Pensez-vous faire des collaborations avec un ou quelques-uns de ceux-là que vous venez de citer ?

J’attends des invitations. Je suis quelqu’un qui est au service de la musique. On m’appelle et je viens. Déjà que j’ai invité Wôz Kaly dans mon dernier album. Je l’ai aussi invité à chanter avec moi sur scène à l’Olympia. C’est un ami dans la vie de tous les jours et il m’a présenté pleins d’amis sénégalais qui sont devenus des frères et sœurs pour moi. Ainsi, quand je suis à Dakar je suis chez moi.

Est-ce qu’il y a un parmi ces musiciens que vous appréciez particulièrement, avec lequel vous vous sentirez plus à l’aise ?

Non, je n’ai pas de préférence vraiment. Comme je vous ai dit tout à l’heure, chacun de ces musiciens a un style qui lui est propre. Et si le feeling passe entre nous, il n’y a pas de problème.

Parlez-nous un peu des convergences entre la musique brésilienne et celle africaine 

Je vais vous raconter mon histoire personnelle. Au Brésil, on mange brésilien, on écoute brésilien, on vit brésilien. On a évidemment la conscience de notre héritage afro-brésilien. On dit toujours juste afro-brésilien. Moi j’étais curieuse de savoir ‘’afro-brésilien d’où ?’’. La ‘’samba’’ vient de quelle partie de l’Afrique qui est un continent énorme. C’est pareil pour notre façon de danser. La capoeira, ça vient d’où ? Quand je suis partie du Brésil, c’était vraiment pour comprendre ça. L’Europe m’a donné l’opportunité de rencontrer des Ghanéens, des Sénégalais, des Gambiens, des gens de la Côte d’Ivoire, etc. C’est là que j’ai commencé à comprendre d’où venaient vraiment notre musique et les styles.

Vous avez vos réponses, d’où viennent donc tous ces rythmes et sonorités ?
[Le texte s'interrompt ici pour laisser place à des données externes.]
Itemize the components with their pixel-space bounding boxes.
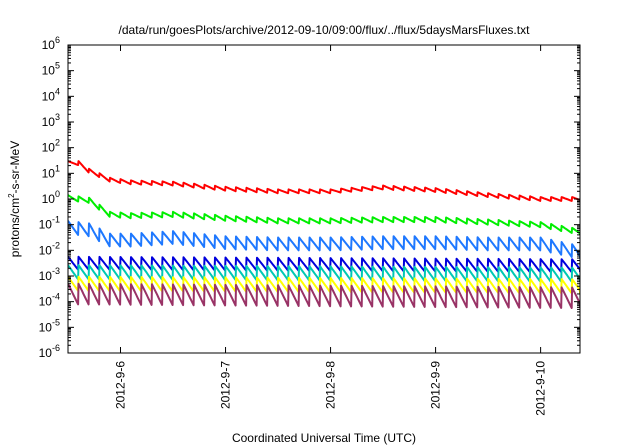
- y-axis-label-prefix: protons/cm: [8, 198, 22, 257]
- y-tick-label: 10-2: [39, 240, 60, 257]
- y-axis-label-suffix: -s-sr-MeV: [8, 141, 22, 194]
- y-tick-exponent: 6: [55, 35, 60, 45]
- y-tick-label: 10-5: [39, 317, 60, 334]
- x-tick-label: 2012-9-10: [534, 361, 548, 416]
- y-tick-exponent: -3: [52, 266, 60, 276]
- y-tick-base: 10: [39, 269, 53, 283]
- y-axis: 10-610-510-410-310-210-11001011021031041…: [39, 35, 580, 360]
- y-tick-exponent: 4: [55, 86, 60, 96]
- y-tick-base: 10: [42, 64, 56, 78]
- series-layer: [68, 160, 580, 309]
- series-line-5: [68, 264, 580, 283]
- x-tick-label: 2012-9-7: [219, 361, 233, 409]
- y-tick-exponent: 1: [55, 163, 60, 173]
- y-tick-label: 102: [42, 138, 60, 155]
- x-tick-label: 2012-9-8: [324, 361, 338, 409]
- y-tick-label: 101: [42, 163, 60, 180]
- chart-title: /data/run/goesPlots/archive/2012-09-10/0…: [119, 23, 531, 37]
- series-line-6: [68, 275, 580, 295]
- y-tick-label: 10-4: [39, 292, 60, 309]
- y-tick-base: 10: [39, 295, 53, 309]
- series-line-4: [68, 255, 580, 274]
- y-tick-label: 103: [42, 112, 60, 129]
- y-tick-exponent: 5: [55, 61, 60, 71]
- series-line-7: [68, 282, 580, 309]
- y-tick-base: 10: [42, 115, 56, 129]
- y-tick-label: 106: [42, 35, 60, 52]
- y-tick-base: 10: [42, 141, 56, 155]
- y-tick-base: 10: [39, 346, 53, 360]
- plot-frame: [67, 44, 581, 354]
- x-axis-label: Coordinated Universal Time (UTC): [232, 431, 416, 445]
- y-tick-exponent: -2: [52, 240, 60, 250]
- y-tick-label: 10-3: [39, 266, 60, 283]
- y-tick-exponent: -5: [52, 317, 60, 327]
- y-tick-exponent: -4: [52, 292, 60, 302]
- y-tick-exponent: 2: [55, 138, 60, 148]
- y-tick-base: 10: [39, 320, 53, 334]
- y-tick-base: 10: [42, 192, 56, 206]
- y-tick-label: 10-1: [39, 215, 60, 232]
- y-tick-base: 10: [39, 243, 53, 257]
- x-tick-label: 2012-9-6: [114, 361, 128, 409]
- y-tick-exponent: 3: [55, 112, 60, 122]
- y-axis-label-superscript: 2: [7, 193, 16, 198]
- y-tick-exponent: -6: [52, 343, 60, 353]
- y-tick-exponent: -1: [52, 215, 60, 225]
- y-tick-base: 10: [42, 38, 56, 52]
- series-line-1: [68, 160, 580, 202]
- y-tick-exponent: 0: [55, 189, 60, 199]
- y-tick-label: 105: [42, 61, 60, 78]
- y-tick-label: 100: [42, 189, 60, 206]
- y-tick-base: 10: [42, 166, 56, 180]
- series-line-2: [68, 194, 580, 235]
- y-tick-label: 10-6: [39, 343, 60, 360]
- y-axis-label: protons/cm2-s-sr-MeV: [7, 141, 22, 257]
- y-tick-label: 104: [42, 86, 60, 103]
- series-line-3: [68, 220, 580, 259]
- y-tick-base: 10: [39, 218, 53, 232]
- x-axis: 2012-9-6 2012-9-7 2012-9-8 2012-9-9 2012-9-1…: [114, 45, 548, 416]
- x-tick-label: 2012-9-9: [429, 361, 443, 409]
- y-tick-base: 10: [42, 89, 56, 103]
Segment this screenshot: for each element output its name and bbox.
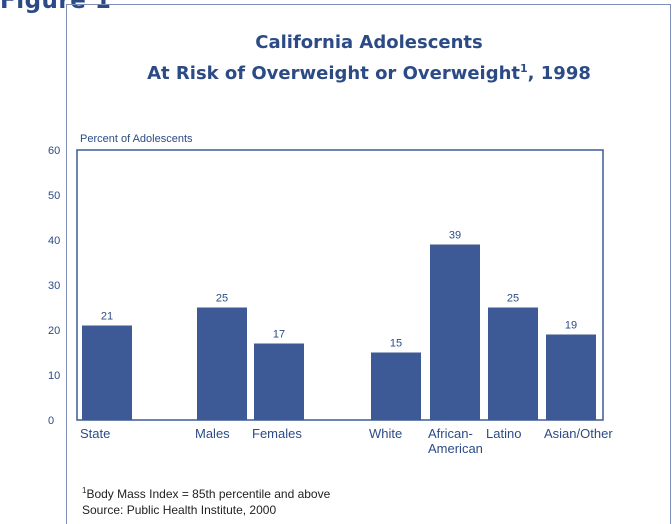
x-tick-label: Females	[252, 426, 302, 441]
data-label: 25	[216, 293, 228, 305]
data-label: 17	[273, 329, 285, 341]
x-tick-label: State	[80, 426, 110, 441]
y-tick-label: 30	[48, 280, 60, 292]
x-tick-label: Males	[195, 426, 230, 441]
figure-label: Figure 1	[0, 0, 112, 14]
data-label: 19	[565, 320, 577, 332]
y-tick-label: 10	[48, 370, 60, 382]
footnote-text: Body Mass Index = 85th percentile and ab…	[86, 487, 331, 501]
bar	[197, 307, 247, 420]
bar	[371, 352, 421, 420]
plot-border	[76, 149, 604, 421]
chart-title-line2: At Risk of Overweight or Overweight1, 19…	[66, 62, 672, 84]
x-tick-label: African-American	[428, 426, 483, 456]
data-label: 39	[449, 230, 461, 242]
y-axis-label: Percent of Adolescents	[80, 133, 193, 145]
bar	[82, 325, 132, 420]
bar	[254, 343, 304, 420]
y-tick-label: 20	[48, 325, 60, 337]
figure-frame	[66, 4, 671, 524]
chart-title-year: , 1998	[527, 63, 591, 84]
data-label: 15	[390, 338, 402, 350]
data-label: 25	[507, 293, 519, 305]
bar	[488, 307, 538, 420]
y-tick-label: 40	[48, 235, 60, 247]
footnote-marker: 1	[82, 486, 87, 495]
x-tick-label: White	[369, 426, 402, 441]
x-tick-label: Asian/Other	[544, 426, 613, 441]
y-tick-label: 50	[48, 190, 60, 202]
x-tick-label: Latino	[486, 426, 521, 441]
footnote: 1Body Mass Index = 85th percentile and a…	[82, 486, 330, 501]
bar	[430, 244, 480, 420]
y-tick-label: 0	[48, 415, 54, 427]
y-tick-label: 60	[48, 145, 60, 157]
source-note: Source: Public Health Institute, 2000	[82, 503, 277, 517]
bar	[546, 334, 596, 420]
chart-title-text: At Risk of Overweight or Overweight	[147, 63, 521, 84]
title-footnote-marker: 1	[520, 62, 528, 75]
data-label: 21	[101, 311, 113, 323]
chart-title-line1: California Adolescents	[255, 32, 483, 53]
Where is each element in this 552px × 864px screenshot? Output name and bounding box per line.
J’ai commencé à peine à avoir mes réponses parce que l’Afrique est tellement grande. Mais aujourd’hui, je commence à côtoyer des gens tellement magnifiques qui tous les jours me montrent des musiques différentes. Je commence parce que c’est un long chemin. Mais je trouve déjà beaucoup de réponses surtout auprès des peuples africains. Souvent quand on parle d’héritage au Brésil, on parle du Sénégal, du Nigeria à cause des Yorouba car il y a une partie du Brésil où on parle le dialecte des Yorouba. Et quand je vois les Sénégalais, je vois en eux beaucoup de ressemblance avec les Brésiliens notamment dans la façon de marcher. Nos rapports avec la musique sont les mêmes totalement. Et il y a quelque chose de très fort chez vous les Sénégalais et qu’on retrouve aussi chez nous les Brésiliens. Nous avons l’art de dire les choses cash. On se dit les choses, on rigole et ça continue entre amis.

Quels sont vos projets ?

Là je suis invitée dans l’album d’un artiste de Guinée Conakry qui s’appelle Kouroufiyak. C’est son premier album. C’est un bassiste issu de l’empire mandingue. Il est aussi un joueur de Kora très connu en Europe qui m’a invité dans son album qui doit sortir en juin prochain. Je ne sais pas si je serai là-bas à ce moment mais j’aurais aimé que cela me trouve à Conakry. D’ici là, je continue de mon côté ma tournée en Europe. Mais moi, mon rêve, c’est de venir le plus possible en Afrique et faire le plus de collaborations possibles avec les musiciens africains. De travailler avec les Africains.

Pour vous, l’avenir de la musique est en Afrique ?

Pour moi, il faut que les artistes africains explorent le monde en participant à un maximum de concerts, partout. Je pense qu’il y a un grand vivier de musiciens ici. Ils n’ont juste pas la chance de partir et de voyager. J’aurais aimé qu’on ait des hommes comme Léopold Senghor qui était très important pour la Culture du pays pour mieux promouvoir les musiques africaines.